Osteological analyses demonstrated a reduced skeletal development evidenced by the absence of mineralized bone. Seabream larvae as small as 5.7mm (Faustino and Power, 1998) show mineralized bone, however these, being at least 9.15mm long, didn't. The background high prevalence of skeletal anomalies camouflaged the effects of mineral supplementation, however the high prevalence of anomalies may be due to both a toxic effect of Zn and Mn in the diets containing either mineral, or to deficiencies in other minerals in the control - diet.
References
∙βBoglione, C., Gagliardi, F. and Scardi, M. (2001). Skeletal descriptors and quality assessment in larvae and post-larvae of wild-caught and hatchery-reared gilthead sea bream (Sparus aurata L. 1758). Aquaculture 192, 1-22.
∙βDingerkus, G. and Uhler, L.D. 1977. Enzyme clearing of alcian blue stained whole vertebrates for determination of cartilage. Stain Technology 32, 229-232.

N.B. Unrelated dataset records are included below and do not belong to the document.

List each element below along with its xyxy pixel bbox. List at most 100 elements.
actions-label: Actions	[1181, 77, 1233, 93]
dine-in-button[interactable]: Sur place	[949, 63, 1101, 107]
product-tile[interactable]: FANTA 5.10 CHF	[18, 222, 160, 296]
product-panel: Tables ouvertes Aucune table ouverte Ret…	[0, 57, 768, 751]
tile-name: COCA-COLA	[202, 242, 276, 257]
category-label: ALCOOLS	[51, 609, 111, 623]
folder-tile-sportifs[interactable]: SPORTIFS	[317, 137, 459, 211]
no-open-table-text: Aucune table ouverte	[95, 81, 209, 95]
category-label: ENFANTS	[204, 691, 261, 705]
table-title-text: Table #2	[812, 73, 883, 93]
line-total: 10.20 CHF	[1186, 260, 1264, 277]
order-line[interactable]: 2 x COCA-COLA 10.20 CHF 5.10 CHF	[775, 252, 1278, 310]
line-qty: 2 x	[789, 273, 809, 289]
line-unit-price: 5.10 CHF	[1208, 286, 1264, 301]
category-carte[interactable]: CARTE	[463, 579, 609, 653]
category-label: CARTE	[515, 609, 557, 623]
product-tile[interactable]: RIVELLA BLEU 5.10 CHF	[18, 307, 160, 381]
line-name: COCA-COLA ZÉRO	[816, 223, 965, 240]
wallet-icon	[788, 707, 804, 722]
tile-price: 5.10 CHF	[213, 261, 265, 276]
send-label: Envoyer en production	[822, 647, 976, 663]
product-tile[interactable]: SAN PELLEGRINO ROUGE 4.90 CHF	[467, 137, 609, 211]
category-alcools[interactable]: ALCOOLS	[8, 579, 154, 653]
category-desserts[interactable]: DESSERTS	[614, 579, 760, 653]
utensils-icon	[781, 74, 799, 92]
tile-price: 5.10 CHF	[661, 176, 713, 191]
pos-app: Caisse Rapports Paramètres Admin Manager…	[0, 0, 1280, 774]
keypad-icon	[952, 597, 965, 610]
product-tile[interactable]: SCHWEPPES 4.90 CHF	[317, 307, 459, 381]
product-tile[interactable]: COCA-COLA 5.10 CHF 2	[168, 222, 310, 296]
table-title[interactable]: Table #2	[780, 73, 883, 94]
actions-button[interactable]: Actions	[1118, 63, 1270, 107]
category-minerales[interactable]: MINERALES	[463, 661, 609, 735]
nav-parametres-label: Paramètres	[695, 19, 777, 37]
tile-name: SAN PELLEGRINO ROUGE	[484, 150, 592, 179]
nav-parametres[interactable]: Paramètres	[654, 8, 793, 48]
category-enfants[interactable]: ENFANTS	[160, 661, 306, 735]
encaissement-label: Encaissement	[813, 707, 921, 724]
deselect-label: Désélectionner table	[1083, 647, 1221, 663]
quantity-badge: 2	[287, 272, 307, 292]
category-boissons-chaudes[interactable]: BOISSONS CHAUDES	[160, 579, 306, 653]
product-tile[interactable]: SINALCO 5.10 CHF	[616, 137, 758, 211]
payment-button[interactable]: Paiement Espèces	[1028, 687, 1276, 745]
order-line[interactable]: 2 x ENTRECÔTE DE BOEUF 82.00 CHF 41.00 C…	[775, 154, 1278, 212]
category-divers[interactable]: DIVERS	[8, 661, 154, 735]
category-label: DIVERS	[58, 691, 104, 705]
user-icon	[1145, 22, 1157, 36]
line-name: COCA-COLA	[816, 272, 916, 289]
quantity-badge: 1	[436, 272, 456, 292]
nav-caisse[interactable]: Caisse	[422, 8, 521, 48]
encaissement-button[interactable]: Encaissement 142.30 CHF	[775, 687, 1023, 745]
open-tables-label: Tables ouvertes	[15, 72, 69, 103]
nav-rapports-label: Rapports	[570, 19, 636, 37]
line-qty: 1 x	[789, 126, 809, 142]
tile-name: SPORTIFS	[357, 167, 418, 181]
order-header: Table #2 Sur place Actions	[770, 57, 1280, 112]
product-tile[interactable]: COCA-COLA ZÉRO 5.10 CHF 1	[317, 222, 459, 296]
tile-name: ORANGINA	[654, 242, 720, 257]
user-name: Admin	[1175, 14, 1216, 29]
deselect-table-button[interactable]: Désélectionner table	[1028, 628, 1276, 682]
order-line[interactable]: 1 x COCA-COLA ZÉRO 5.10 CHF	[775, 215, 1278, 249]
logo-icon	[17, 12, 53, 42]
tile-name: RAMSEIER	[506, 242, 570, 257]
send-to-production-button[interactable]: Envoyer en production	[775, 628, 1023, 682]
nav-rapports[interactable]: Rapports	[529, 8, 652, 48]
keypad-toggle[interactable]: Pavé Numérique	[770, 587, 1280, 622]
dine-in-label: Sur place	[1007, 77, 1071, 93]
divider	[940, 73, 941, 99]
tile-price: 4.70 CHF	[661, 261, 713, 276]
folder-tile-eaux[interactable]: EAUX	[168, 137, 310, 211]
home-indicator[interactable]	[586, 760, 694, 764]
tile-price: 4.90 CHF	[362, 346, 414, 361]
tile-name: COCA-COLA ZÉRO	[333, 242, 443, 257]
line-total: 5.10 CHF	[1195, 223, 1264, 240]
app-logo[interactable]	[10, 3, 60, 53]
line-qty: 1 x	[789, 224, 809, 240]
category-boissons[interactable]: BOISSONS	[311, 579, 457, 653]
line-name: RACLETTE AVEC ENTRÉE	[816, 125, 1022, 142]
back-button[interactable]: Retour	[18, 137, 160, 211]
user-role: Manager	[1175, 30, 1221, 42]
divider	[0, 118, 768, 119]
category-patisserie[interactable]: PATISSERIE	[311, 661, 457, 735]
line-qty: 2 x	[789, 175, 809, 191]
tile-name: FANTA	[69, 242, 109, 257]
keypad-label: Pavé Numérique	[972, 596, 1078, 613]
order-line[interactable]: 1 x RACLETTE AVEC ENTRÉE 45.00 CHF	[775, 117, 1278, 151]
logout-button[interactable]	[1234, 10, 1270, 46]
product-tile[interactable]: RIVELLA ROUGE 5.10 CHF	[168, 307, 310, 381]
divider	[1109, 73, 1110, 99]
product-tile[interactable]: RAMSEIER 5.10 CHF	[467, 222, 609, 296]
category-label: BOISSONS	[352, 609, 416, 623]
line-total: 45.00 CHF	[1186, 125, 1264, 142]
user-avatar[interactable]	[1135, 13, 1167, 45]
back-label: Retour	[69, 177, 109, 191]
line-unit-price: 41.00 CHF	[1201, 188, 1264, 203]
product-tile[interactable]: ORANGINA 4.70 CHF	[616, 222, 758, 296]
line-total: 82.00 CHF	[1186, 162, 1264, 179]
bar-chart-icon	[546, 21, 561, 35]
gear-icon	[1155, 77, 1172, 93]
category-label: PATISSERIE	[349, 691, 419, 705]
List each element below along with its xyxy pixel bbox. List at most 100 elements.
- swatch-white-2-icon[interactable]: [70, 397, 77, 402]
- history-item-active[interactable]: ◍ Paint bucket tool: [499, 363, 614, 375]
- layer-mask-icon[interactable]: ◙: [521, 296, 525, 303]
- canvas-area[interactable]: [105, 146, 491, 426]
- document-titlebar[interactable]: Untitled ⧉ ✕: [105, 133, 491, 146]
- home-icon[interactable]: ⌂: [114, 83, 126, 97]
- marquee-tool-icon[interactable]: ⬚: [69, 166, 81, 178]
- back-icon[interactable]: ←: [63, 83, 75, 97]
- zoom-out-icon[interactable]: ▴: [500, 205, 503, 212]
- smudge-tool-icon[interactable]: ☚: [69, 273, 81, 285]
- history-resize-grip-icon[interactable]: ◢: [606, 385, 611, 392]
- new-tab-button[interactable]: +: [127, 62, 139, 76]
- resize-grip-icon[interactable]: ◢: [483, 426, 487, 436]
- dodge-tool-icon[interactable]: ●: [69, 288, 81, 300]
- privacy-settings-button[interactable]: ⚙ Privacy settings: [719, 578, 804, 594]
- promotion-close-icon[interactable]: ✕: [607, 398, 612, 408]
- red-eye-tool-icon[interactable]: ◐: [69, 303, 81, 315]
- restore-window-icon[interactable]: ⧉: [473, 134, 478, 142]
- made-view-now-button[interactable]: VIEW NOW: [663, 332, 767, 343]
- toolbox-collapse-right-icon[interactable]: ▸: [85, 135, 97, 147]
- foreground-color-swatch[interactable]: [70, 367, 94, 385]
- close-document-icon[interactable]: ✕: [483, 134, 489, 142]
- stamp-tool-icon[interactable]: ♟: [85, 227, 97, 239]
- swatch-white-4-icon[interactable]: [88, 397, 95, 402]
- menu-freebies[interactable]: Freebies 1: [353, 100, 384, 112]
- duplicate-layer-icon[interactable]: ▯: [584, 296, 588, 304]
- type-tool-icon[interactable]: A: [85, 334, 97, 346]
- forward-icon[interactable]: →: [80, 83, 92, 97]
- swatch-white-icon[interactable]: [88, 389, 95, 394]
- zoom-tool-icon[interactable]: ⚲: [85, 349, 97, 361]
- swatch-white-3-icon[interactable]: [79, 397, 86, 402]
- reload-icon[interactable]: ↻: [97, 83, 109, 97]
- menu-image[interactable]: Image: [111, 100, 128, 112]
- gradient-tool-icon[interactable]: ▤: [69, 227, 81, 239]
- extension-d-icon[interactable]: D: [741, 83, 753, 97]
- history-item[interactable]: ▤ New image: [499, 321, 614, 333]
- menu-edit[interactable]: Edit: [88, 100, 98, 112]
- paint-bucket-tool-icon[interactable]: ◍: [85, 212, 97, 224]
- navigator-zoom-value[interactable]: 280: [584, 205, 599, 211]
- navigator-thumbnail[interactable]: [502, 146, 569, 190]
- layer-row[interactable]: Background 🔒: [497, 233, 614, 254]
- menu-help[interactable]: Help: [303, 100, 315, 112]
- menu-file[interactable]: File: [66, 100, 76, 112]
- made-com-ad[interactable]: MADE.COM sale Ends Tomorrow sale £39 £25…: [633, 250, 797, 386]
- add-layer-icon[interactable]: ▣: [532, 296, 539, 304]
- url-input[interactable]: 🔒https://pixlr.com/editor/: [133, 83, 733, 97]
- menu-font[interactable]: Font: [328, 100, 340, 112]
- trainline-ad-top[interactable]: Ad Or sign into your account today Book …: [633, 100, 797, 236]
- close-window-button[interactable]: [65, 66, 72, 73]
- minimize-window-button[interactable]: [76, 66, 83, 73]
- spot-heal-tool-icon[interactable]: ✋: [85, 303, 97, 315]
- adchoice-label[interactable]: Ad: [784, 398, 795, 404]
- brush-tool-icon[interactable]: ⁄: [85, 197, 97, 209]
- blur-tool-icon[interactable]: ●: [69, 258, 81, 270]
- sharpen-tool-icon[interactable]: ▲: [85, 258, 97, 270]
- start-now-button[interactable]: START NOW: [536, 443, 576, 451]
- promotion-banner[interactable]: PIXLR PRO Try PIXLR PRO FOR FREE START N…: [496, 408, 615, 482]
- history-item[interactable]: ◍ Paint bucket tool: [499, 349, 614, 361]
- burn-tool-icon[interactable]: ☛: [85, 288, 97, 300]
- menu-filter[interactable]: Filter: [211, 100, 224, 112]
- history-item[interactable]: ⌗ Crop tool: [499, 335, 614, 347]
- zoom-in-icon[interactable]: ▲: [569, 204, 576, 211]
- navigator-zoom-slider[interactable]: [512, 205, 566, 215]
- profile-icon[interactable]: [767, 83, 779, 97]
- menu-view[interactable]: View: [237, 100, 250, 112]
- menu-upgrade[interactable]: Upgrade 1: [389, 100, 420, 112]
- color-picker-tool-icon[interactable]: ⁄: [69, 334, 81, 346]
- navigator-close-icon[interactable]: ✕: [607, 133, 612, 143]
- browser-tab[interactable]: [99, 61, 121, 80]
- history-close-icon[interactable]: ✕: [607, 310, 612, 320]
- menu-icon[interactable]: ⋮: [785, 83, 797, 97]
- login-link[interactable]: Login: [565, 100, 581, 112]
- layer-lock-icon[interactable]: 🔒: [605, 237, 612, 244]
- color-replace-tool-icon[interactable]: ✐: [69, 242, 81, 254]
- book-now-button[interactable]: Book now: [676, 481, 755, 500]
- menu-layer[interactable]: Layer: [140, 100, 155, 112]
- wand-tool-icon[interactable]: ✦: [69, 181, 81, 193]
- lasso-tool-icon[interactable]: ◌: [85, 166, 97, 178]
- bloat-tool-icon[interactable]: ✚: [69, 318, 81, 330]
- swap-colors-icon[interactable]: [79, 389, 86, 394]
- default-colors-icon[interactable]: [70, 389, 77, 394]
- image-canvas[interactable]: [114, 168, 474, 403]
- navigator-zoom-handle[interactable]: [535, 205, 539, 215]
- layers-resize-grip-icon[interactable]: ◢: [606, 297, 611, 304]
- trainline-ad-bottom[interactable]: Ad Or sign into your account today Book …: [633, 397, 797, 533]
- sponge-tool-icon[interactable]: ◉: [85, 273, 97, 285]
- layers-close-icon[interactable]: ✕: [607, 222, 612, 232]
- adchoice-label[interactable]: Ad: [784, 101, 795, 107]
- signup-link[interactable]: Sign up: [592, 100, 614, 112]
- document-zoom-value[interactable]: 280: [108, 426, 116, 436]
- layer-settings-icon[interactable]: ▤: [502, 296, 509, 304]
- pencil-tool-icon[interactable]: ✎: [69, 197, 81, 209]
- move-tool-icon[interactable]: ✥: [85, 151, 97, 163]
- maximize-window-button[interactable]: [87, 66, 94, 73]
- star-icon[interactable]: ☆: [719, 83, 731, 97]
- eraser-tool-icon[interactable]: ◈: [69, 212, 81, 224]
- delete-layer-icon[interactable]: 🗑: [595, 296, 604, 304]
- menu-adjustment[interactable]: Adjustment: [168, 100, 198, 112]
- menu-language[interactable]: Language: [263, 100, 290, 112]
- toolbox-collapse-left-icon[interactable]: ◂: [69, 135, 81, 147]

∙βFaustino, M. and Power, D.M. (1998). Development of osteological structures in the sea bream: vertebral column and caudal fin complex. J. Fish Biol. 52, 11-22.
∙βHammer Ø, Harper DAT, Ryan PD (2001) PAST: Paleontological Statistics Software Package for Education and Data Analysis. Palaeontologia Electronica 4: pp 9.
∙βHamre, K., Yúfera, M., Rønnestad, I., Boglione, C., Conceição, L. E. C. and Izquierdo, M. (2013). Fish larval nutrition and feed formulation: knowledge gaps and bottlenecks for advances in larval rearing. Rev. Aquac. 5, S26-S58.
∙βTaylor, W.R., and Van Dyke, G.V. 1985. Revised procedures for staining and clearing fishes and other vertebrates for bone and cartilage studies. Cybium 9, 107-119.
∙βWatanabe, T., Kiron, V. and Satoh, S. (1997). Trace minerals in fish nutrition. Aquaculture 151, 185-207.